Originally conceived as an evocation of southwestern saloon music, “The Rodeo Eroded” could just as easily pass for what Bill Laswell might have done if he were the first to get his hands on the lost cowboy film soundtracks of a forgotten Piazzolla/Morricone collaboration. Tin Hat’s CD centers around the talents of violinist Carla Kihlstedt, keyboardist Rob Burger and multi-instrumentalist Mark Orton. Orton composes nine of the CD’s fifteen pieces and his dobro, steel-pedal guitar and tenor banjo style consistently forms the rootsier fabric for the musical mischief. 

If “O.N.E.O” evokes the rickety shuffle of a saloon tack piano somewhere near Sedalia, Mo., “Happy Hour” imagines southern Spanish-tinged music. “Under the Gun,” on the other hand, invites you to a low-down hip groove – check Kihlstedt on the ragamuffin dance hall style – before fiddling whips up a faster hillbilly bounce. It is little surprise that this quirky, more bombastic piece is composed by Kihlstedt. Kihlstedt is a mainstay in Bay Area experimental music scenes and is a founding member of theatrical metal-noise outfit Sleepytime Gorilla Museum.  

The trio wears their experimental tendencies on their sleeves as impressionistic textures (“Mammoth,” “Nickel Mountain,” “Sweep,” “Interlude”) and angular composition (“Holiday Joe”) but they are also thrown off the cuff in raucous get-downs such as “Under the Gun.” 

But many will savor this album for its delicious folksy lyricism, where modernist mischief merely haunts Americana dreams and colors pop pleasures. Orton’s lush arrangement of the Tin Pan Alley-era “Willow Weep for Me,” featuring tasty singing by Willie Nelson, evokes the shimmering studio gloss of a 1930s Hollywood film. Vincente Minnelli would be proud. Orton’s gorgeous “The Last Cowboy” and “Mammoth” both mask tight dissonant clusters in simple forms and sensuous lyricism.  

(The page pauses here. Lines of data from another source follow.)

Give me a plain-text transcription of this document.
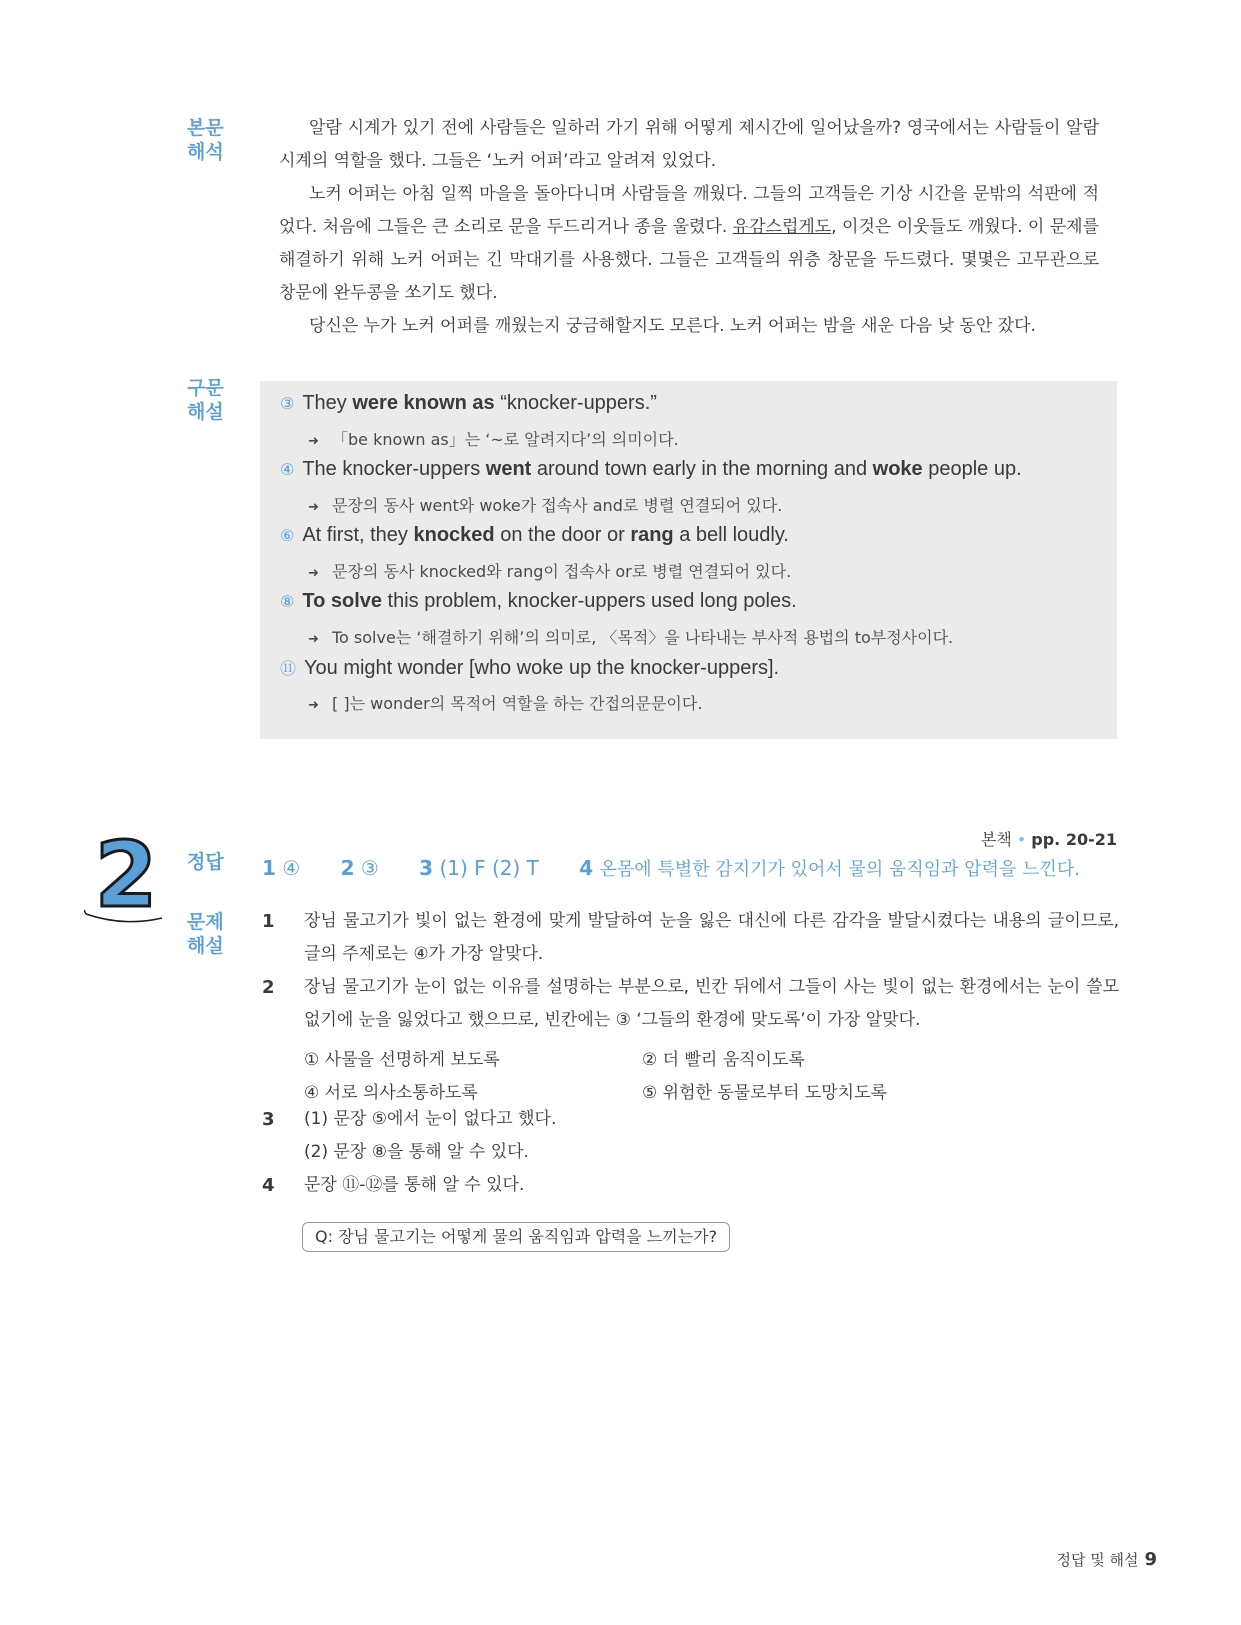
본문
해석

알람 시계가 있기 전에 사람들은 일하러 가기 위해 어떻게 제시간에 일어났을까? 영국에서는 사람들이 알람 시계의 역할을 했다. 그들은 ‘노커 어퍼’라고 알려져 있었다.

노커 어퍼는 아침 일찍 마을을 돌아다니며 사람들을 깨웠다. 그들의 고객들은 기상 시간을 문밖의 석판에 적었다. 처음에 그들은 큰 소리로 문을 두드리거나 종을 울렸다. 유감스럽게도, 이것은 이웃들도 깨웠다. 이 문제를 해결하기 위해 노커 어퍼는 긴 막대기를 사용했다. 그들은 고객들의 위층 창문을 두드렸다. 몇몇은 고무관으로 창문에 완두콩을 쏘기도 했다.

당신은 누가 노커 어퍼를 깨웠는지 궁금해할지도 모른다. 노커 어퍼는 밤을 새운 다음 낮 동안 잤다.

구문
해설	③ They were known as “knocker-uppers.”
➜ 「be known as」는 ‘~로 알려지다’의 의미이다.
④ The knocker-uppers went around town early in the morning and woke people up.
➜ 문장의 동사 went와 woke가 접속사 and로 병렬 연결되어 있다.
⑥ At first, they knocked on the door or rang a bell loudly.
➜ 문장의 동사 knocked와 rang이 접속사 or로 병렬 연결되어 있다.
⑧ To solve this problem, knocker-uppers used long poles.
➜ To solve는 ‘해결하기 위해’의 의미로, 〈목적〉을 나타내는 부사적 용법의 to부정사이다.
⑪ You might wonder [who woke up the knocker-uppers].
➜ [ ]는 wonder의 목적어 역할을 하는 간접의문문이다.
2	본책 • pp. 20-21
정답 1 ④ 2 ③ 3 (1) F (2) T 4 온몸에 특별한 감지기가 있어서 물의 움직임과 압력을 느낀다.
문제
해설
1 장님 물고기가 빛이 없는 환경에 맞게 발달하여 눈을 잃은 대신에 다른 감각을 발달시켰다는 내용의 글이므로, 글의 주제로는 ④가 가장 알맞다.
2 장님 물고기가 눈이 없는 이유를 설명하는 부분으로, 빈칸 뒤에서 그들이 사는 빛이 없는 환경에서는 눈이 쓸모없기에 눈을 잃었다고 했으므로, 빈칸에는 ③ ‘그들의 환경에 맞도록’이 가장 알맞다.
① 사물을 선명하게 보도록	② 더 빨리 움직이도록
④ 서로 의사소통하도록	⑤ 위험한 동물로부터 도망치도록
3 (1) 문장 ⑤에서 눈이 없다고 했다.
(2) 문장 ⑧을 통해 알 수 있다.
4 문장 ⑪-⑫를 통해 알 수 있다.
Q: 장님 물고기는 어떻게 물의 움직임과 압력을 느끼는가?
정답 및 해설 9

Tin Hat is a tight band but still leaves room for each player’s talent to be heard. If they sound unclassifiable, somewhere between today and some cinematic southwestern yesterday, you can label them yourself when they take to the Yerba Buena Center for the Arts in San Francisco on Halloween night as part of the San Francisco Jazz Festival.